Citation:
K.A. Miller W.S. Charlton, “An Inverse Transport Approach to Radiation Source Location for Border Security”, Proceedings of the 29th Annual Meeting of the ESARDA, Aix-en-Provence, France, May 22-24, 2007.
Abstract:
Radiation portal monitors are being deployed at border crossings throughout the world to help prevent against the smuggling of nuclear and radiological materials. Many of these borders have several lanes for vehicles, each equipped with a portal monitor. With the current technology, if the detectors are alarmed, border guards must stop traffic and search for the source. In some cases, it can take hours to get through a busy border crossing. If radiation detection equipment adds a mere twenty seconds per car, this wait can increase by more than an hour. Another problem with these systems derives from the fact that one source can set off detectors in multiple lanes. If the source is being shielded by a vehicle in its lane, it may set off detectors in adjacent lanes but not its own. The purpose of this research is to develop an algorithm for identifying the location of a radioactive source using a distributed array of detectors. To locate the source, some knowledge about the vehicles is needed.
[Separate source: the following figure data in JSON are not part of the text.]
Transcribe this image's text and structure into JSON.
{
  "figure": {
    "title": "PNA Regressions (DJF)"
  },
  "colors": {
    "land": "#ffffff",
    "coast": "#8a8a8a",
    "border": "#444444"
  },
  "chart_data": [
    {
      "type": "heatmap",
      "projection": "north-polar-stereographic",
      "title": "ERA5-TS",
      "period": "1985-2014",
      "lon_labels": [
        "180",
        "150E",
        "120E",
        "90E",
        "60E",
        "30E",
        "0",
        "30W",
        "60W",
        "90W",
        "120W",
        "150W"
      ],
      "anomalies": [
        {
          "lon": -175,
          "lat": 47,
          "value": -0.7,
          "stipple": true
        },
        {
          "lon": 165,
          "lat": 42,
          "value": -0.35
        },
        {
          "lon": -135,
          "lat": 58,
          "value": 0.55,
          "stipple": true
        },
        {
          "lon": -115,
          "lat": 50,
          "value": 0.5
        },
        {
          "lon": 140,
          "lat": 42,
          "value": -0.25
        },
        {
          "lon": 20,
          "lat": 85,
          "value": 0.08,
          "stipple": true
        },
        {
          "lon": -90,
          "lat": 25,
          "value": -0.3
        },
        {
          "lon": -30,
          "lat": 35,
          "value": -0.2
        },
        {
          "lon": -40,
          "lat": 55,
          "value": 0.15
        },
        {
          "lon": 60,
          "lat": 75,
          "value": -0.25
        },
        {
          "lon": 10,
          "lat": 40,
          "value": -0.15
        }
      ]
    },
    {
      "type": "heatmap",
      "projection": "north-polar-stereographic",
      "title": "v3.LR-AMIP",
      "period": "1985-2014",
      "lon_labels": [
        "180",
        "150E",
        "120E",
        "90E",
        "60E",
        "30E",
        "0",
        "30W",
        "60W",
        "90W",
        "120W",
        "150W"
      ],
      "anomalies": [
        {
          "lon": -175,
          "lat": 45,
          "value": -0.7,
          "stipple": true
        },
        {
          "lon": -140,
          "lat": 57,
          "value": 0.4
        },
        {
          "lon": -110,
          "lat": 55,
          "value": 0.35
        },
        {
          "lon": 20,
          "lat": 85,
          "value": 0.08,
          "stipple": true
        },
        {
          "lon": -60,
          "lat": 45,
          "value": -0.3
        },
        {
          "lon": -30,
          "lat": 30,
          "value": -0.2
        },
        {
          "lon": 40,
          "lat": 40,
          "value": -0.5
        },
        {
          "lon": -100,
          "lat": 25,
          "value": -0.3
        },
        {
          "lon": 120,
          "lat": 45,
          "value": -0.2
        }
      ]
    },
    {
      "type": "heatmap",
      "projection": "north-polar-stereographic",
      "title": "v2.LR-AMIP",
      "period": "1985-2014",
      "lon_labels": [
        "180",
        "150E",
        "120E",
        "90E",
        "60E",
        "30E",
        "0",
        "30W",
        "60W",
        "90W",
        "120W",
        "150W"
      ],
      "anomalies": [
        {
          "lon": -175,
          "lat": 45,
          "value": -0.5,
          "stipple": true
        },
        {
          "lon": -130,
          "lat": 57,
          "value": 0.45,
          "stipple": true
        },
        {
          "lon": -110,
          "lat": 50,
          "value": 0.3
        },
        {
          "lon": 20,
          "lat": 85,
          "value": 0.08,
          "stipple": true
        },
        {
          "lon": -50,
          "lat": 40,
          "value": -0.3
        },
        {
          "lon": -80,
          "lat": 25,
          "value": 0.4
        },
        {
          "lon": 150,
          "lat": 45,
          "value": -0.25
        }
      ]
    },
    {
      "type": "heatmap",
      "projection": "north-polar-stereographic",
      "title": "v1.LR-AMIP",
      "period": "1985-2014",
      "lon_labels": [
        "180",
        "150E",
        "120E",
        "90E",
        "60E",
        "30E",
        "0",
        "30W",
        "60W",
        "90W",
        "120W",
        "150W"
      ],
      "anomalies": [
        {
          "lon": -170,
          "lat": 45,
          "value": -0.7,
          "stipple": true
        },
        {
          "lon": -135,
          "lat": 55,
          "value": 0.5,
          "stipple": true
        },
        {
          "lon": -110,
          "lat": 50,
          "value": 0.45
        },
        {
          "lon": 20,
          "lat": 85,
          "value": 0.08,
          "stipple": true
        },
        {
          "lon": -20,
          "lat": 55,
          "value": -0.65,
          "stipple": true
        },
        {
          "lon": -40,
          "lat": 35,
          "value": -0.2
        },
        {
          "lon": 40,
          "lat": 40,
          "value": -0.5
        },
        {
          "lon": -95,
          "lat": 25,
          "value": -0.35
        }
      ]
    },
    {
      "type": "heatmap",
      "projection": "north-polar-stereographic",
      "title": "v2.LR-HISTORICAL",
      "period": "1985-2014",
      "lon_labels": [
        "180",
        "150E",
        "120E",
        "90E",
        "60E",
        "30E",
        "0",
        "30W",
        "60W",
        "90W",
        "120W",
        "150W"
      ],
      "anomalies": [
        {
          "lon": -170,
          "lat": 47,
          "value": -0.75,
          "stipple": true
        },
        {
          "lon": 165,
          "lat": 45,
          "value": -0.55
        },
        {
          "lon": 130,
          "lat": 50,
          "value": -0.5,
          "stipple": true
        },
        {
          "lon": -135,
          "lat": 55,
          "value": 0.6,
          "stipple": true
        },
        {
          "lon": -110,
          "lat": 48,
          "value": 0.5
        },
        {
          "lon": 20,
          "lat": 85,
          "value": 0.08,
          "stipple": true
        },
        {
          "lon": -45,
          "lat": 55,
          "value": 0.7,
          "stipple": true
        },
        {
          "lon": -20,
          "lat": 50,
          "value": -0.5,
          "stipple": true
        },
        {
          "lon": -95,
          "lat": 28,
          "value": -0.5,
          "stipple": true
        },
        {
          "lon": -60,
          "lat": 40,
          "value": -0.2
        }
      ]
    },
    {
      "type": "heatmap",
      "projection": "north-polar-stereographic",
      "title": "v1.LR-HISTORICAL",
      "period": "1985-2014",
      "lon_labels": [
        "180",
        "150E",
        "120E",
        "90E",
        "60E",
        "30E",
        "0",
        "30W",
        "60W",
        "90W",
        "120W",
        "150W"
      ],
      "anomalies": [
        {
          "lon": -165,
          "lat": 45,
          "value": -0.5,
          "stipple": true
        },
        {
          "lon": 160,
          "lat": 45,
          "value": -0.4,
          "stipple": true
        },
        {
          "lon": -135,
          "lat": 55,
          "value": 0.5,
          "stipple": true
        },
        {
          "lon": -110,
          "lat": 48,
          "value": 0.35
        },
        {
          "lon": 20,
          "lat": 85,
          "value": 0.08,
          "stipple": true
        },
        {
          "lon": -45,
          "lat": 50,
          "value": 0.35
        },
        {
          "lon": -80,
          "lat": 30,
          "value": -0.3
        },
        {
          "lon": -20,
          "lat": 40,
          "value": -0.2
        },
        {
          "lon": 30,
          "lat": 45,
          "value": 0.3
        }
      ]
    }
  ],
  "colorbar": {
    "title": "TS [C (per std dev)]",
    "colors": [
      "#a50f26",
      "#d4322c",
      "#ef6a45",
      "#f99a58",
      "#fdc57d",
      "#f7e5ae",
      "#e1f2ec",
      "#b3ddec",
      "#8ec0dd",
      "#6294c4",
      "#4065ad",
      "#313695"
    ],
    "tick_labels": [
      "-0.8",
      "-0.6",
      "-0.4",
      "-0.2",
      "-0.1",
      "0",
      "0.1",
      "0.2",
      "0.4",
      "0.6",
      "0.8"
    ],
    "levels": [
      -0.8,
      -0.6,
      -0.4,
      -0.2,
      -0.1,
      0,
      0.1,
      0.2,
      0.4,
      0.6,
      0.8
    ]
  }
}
When a detector is alarmed, cameras installed in each lane will take a picture of the vehicles and a computer algorithm will build a cross section model of the traffic. The cross section model will be used in neutron and radiation transport calculations to determine the position of the radioactive material. There has been a lot of work done using inverse transport calculations to determine the material properties of an object, and this work uses some of the same techniques for source location. Forward transport calculations using a step-difference approximation are used to define an error functional describing the difference between the actual and calculated detector readings given an estimated source location. Adjoint transport calculations making use of a steepest descent method are used to minimize that error functional and thus identify the source location.